Berenson, Bernstein, et al first defined snapshot isolation in terms of an abstract algorithm:

… each transaction reads reads data from a snapshot of the (committed) data as of the time the transaction started, called its Start-Timestamp. This time may be any time before the transaction’s first Read. A transaction running in Snapshot Isolation is never blocked attempting a read as long as the snapshot data from its Start-Timestamp can be maintained. The transaction’s writes (updates, inserts, and deletes) will also be reflected in this snapshot, to be read again if the transaction accesses (i.e., reads or updates) the data a second time. Updates by other transactions active after the transaction Start-Timestamp are invisible to the transaction.

When the transaction T1 is ready to commit, it gets a Commit-Timestamp, which is larger than any existing Start-Timestamp or Commit-Timestamp. The transaction successfully commits only if no other transaction T2 with a Commit-Timestamp in T1’s execution interval [StartTimestamp, Commit-Timestamp] wrote data that T1 also wrote. Otherwise, T1 will abort. This feature, called First-committer-wins prevents lost updates (phenomenon P4).

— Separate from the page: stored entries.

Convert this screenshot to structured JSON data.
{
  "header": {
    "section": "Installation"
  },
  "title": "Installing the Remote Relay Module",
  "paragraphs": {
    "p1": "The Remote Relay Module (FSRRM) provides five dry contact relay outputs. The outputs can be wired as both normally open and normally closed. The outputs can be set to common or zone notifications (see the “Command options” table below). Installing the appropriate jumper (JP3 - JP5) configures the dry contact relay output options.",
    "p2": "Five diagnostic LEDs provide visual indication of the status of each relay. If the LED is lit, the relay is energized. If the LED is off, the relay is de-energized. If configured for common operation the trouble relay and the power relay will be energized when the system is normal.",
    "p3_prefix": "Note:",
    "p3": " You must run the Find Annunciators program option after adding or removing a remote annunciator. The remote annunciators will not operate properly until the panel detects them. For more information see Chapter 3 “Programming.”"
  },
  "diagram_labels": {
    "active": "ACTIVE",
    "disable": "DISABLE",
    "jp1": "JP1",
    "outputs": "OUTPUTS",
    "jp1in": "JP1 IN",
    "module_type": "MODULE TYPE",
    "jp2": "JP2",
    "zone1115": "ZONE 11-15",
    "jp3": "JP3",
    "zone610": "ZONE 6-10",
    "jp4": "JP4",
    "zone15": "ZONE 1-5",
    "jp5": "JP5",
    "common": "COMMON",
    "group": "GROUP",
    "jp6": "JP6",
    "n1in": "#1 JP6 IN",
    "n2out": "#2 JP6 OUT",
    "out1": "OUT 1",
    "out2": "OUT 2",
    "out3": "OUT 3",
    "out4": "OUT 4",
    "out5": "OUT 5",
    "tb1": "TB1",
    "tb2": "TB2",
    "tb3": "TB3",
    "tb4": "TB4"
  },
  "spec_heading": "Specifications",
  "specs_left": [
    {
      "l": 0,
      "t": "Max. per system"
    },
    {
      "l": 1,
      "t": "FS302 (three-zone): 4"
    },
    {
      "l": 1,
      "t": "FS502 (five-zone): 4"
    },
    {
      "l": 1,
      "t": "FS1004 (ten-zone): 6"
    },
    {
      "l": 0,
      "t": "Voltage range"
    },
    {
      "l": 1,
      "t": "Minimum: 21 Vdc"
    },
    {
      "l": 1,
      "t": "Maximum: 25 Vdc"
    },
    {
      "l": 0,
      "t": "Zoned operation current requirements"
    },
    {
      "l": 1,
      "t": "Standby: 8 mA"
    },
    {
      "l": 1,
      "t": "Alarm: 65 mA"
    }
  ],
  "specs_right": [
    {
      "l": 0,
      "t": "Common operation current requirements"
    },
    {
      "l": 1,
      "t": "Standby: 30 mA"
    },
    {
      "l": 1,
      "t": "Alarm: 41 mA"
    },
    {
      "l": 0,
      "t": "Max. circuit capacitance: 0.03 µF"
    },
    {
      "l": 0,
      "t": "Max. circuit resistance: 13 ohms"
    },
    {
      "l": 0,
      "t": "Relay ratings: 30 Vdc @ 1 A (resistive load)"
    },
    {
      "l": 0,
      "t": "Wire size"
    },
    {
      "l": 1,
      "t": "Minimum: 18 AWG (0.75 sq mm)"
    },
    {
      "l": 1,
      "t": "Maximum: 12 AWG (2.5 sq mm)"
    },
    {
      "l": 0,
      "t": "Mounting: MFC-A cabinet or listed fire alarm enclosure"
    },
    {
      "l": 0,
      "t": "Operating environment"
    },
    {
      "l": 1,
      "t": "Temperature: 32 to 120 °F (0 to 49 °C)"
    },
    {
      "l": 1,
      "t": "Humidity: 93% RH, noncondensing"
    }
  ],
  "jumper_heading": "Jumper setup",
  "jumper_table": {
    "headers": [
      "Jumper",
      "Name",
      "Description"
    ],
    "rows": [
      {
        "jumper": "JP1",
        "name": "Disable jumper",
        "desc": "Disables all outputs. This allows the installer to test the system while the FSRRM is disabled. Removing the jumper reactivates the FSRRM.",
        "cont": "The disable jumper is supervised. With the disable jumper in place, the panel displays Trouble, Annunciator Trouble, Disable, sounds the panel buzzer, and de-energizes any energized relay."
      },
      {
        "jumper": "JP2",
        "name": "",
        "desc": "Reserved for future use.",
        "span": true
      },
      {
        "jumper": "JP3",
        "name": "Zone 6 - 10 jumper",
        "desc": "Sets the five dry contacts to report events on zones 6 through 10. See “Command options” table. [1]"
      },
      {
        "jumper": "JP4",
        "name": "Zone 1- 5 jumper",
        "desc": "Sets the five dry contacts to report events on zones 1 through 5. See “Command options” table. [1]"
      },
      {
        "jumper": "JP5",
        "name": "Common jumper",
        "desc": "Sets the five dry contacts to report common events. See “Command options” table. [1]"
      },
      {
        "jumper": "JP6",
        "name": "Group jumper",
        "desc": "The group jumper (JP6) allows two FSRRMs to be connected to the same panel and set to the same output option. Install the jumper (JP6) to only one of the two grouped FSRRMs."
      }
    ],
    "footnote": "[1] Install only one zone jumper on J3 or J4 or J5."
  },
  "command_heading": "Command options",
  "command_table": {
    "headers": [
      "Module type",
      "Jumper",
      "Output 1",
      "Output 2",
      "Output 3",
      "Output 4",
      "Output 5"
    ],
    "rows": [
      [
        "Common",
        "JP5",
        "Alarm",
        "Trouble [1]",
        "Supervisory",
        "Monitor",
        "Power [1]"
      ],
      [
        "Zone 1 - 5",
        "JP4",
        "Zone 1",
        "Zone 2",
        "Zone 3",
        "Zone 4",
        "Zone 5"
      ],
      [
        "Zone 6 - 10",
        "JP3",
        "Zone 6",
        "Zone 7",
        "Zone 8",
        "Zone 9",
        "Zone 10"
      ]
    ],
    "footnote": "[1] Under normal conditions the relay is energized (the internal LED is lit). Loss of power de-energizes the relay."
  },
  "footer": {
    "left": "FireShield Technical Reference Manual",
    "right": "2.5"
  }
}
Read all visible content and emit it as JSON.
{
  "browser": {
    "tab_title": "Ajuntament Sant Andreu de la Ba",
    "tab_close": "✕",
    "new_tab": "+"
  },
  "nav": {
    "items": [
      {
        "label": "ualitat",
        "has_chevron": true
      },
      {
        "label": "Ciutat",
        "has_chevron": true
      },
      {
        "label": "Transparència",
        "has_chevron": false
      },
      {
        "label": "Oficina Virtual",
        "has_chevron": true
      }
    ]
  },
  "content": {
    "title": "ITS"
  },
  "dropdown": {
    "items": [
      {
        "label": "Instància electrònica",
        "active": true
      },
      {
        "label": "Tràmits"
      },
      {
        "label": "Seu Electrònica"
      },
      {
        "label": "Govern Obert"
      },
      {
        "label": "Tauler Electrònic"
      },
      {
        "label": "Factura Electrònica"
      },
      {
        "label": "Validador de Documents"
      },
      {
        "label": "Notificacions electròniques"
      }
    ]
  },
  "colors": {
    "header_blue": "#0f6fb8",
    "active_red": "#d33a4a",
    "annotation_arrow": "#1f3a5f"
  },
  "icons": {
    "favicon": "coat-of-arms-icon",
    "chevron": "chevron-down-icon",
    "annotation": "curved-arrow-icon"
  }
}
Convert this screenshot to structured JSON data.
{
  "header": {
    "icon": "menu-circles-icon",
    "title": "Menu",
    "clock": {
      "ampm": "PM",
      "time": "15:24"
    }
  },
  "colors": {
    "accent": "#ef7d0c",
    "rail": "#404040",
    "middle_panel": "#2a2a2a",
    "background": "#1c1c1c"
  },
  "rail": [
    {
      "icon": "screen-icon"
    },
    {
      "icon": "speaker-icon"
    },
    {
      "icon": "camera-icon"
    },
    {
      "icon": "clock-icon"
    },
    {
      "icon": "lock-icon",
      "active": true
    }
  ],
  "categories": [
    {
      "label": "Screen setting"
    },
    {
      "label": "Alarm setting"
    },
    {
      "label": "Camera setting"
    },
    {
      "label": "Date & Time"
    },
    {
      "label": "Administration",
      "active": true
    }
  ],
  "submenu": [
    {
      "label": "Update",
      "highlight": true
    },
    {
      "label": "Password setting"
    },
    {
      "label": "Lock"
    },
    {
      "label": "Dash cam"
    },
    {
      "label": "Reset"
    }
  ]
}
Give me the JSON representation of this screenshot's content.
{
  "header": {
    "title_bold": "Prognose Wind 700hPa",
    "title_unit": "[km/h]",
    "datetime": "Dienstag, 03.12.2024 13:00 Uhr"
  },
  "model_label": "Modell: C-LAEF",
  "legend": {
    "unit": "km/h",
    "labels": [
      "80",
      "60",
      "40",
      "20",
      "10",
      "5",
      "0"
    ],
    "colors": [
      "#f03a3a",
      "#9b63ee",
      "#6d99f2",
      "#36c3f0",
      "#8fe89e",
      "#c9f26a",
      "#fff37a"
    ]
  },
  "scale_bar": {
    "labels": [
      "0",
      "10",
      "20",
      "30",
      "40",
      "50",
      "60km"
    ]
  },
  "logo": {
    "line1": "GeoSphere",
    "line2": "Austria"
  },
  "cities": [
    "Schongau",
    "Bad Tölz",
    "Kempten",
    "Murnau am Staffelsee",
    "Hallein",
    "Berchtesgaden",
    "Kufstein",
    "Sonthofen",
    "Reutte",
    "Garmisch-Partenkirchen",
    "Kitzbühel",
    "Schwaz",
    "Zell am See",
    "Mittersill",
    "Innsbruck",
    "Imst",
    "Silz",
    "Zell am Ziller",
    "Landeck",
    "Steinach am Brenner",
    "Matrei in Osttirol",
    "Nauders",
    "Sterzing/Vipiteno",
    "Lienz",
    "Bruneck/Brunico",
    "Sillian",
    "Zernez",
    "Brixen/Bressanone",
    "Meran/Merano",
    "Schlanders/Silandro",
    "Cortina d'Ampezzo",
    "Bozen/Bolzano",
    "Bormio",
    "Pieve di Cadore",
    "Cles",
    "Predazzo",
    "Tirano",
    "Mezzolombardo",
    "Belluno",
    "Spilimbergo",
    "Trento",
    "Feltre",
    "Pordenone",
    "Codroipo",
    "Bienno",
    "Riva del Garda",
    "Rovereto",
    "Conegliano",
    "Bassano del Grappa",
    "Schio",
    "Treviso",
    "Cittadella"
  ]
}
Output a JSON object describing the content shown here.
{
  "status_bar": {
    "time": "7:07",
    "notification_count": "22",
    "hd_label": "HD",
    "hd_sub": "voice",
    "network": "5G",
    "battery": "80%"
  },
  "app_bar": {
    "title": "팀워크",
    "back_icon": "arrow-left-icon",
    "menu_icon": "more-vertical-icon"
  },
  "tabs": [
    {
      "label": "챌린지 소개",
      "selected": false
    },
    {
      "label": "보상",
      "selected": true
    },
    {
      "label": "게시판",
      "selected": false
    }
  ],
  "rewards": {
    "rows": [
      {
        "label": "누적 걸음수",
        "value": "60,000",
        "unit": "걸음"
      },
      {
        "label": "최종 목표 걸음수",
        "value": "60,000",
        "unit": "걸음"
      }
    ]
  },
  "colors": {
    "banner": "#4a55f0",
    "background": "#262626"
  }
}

When T1 commits, its changes become visible to all transactions whose Start-Timestamps are larger than T1‘s Commit-Timestamp.

To obtain per-process orders, or real-time orders, we can add constraints on start and commit timestamps.

For a reasonably intuitive formalization based on abstract executions, see Cerone, Bernardi, & Gotsman’s A Framework for Transactional Consistency Models with Atomic Visibility, which specifies snapshot isolation as a combination of four properties:

  • Internal consistency: within a transaction, reads observe that transaction’s most recent writes (if any)
  • External consistency: reads without a preceding write in transaction T1 must observe the state written by a transaction T0, such that T0 is visible to T1, and no more recent transaction wrote to that object.
  • Prefix: transactions become visible to all nodes in the same order
  • NoConflict: if two transactions write to the same object, one must be visible to the other.

For a state-based formalization, see Crooks, Pu, Alvisi, & Clement: Seeing is Believing: A Client-Centric Specification of Database Isolation.